Nosferatu, eine Symphonie des Grauens a été réalisé 2 ans après Le cabinet du Dr Caligari (Robert Wiene), sorte de manifeste de l'expressionnisme allemand. Les visages sont défigurés, exagérément effrayants. Les décors, pourtant, sont loin d'être étranges et amputés. Il se pourrait que quatre films soient véritablement de la veine de l'expressionnisme de par leurs décors surtout, en rapport avec les peintures de Kandinsky, du groupe "Der Blaue Reiter" (Le cavalier bleu) : Le Cabinet du Docteur Caligari, Faust de Murnau, Metropolis de Fritz Lang, Nosferatu de Murnau Cette forme vient d'une révolte contre l'école française des impressionnistes. L'expressionnisme lui expose des formes dures, agressives, volontiers caricaturales, un romantisme horrifiant, une recomposition de l'espace et du réalisme. Ainsi, c'est par la stylisation géométrique du décor, des nuances ombre et lumière, l'emploi du clair-obscur, la raideur des gestes, et surtout l'ambiance "démoniaque" des films que le jeu de ce mouvement significatif prend son ampleur.
Nosferatu, le personnage que joue Max Schreck (et non Murnau contrairement à la rumeur) est à lui seul une architecture de l'expressionnisme, sa raideur, son visage diabolique, sa largeur, sa minceur et ses yeux brillants, sa figure pâle, il ressemble à une charpente et nous glace littéralement le sang. L'ambiance du film est malsaine à souhait et certaines longueurs permettent aux spectateurs de s'immerger dans une époque, un lieu inconnu. Certaines rumeurs avancent que Nosferatu aurait prédit la montée du nazisme, de ce dangereux petit bonhomme moustachu et inquiètant qui vampirise les foules, tout comme le film Metropolis (mais la réflexion y est plus flagrante).
Il y a beaucoup de passages marquants de ce film retrouvés et reconstitués, celle de la rencontre avec Hutter, où l'on aperçoit cette forme, cet être étrange presque écoeurant qui se déplace avec la raideur d'un mort et qui ne ressemble à aucun autre personnage. Cette apparition a quelque chose d'hypnotique.
La scène sur le bateau est évidemment un must, dans la cale surtout, où l'on voit ce cercueil rempli de terre, lorsque les membres de l'équipage tombent gravement malades et meurent un à un ; les membres restant accusent alors ce cercueil et vont le détruire ; d'un coup de hache, ils libèrent des rats, et chose merveilleuse, effet grandiose du comte qui se redresse tout raide, le visage terrifiant, une horreur qui à l'époque a dû en faire tomber plus d'un.
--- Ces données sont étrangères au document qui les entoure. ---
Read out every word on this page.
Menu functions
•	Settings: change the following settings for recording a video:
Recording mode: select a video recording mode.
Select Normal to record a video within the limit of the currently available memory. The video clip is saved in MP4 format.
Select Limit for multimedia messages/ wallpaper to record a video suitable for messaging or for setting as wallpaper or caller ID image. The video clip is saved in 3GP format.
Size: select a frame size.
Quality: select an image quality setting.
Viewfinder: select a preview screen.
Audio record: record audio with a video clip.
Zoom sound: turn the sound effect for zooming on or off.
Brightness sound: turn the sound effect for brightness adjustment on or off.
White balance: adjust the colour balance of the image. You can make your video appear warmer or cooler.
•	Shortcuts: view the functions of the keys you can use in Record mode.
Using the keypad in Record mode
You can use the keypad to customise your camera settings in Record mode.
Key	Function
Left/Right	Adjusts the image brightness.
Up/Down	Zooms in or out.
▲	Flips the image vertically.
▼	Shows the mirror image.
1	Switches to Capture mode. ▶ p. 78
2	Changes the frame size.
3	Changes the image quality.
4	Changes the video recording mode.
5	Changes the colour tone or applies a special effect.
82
La dernière scène est marquante et bourrée de significations romantiques, car le comte Orlok subjugué par la beauté de Nina, ne voit pas se lever le soleil et se retrouve piégé. Le plan du soleil est mémorable car il illumine ce film plongé dans la noirceur depuis le départ.
Murnau a beaucoup joué avec la lumière et les ombres du film, les personnages peuvent s'y cacher et créer une attente ou un suspens.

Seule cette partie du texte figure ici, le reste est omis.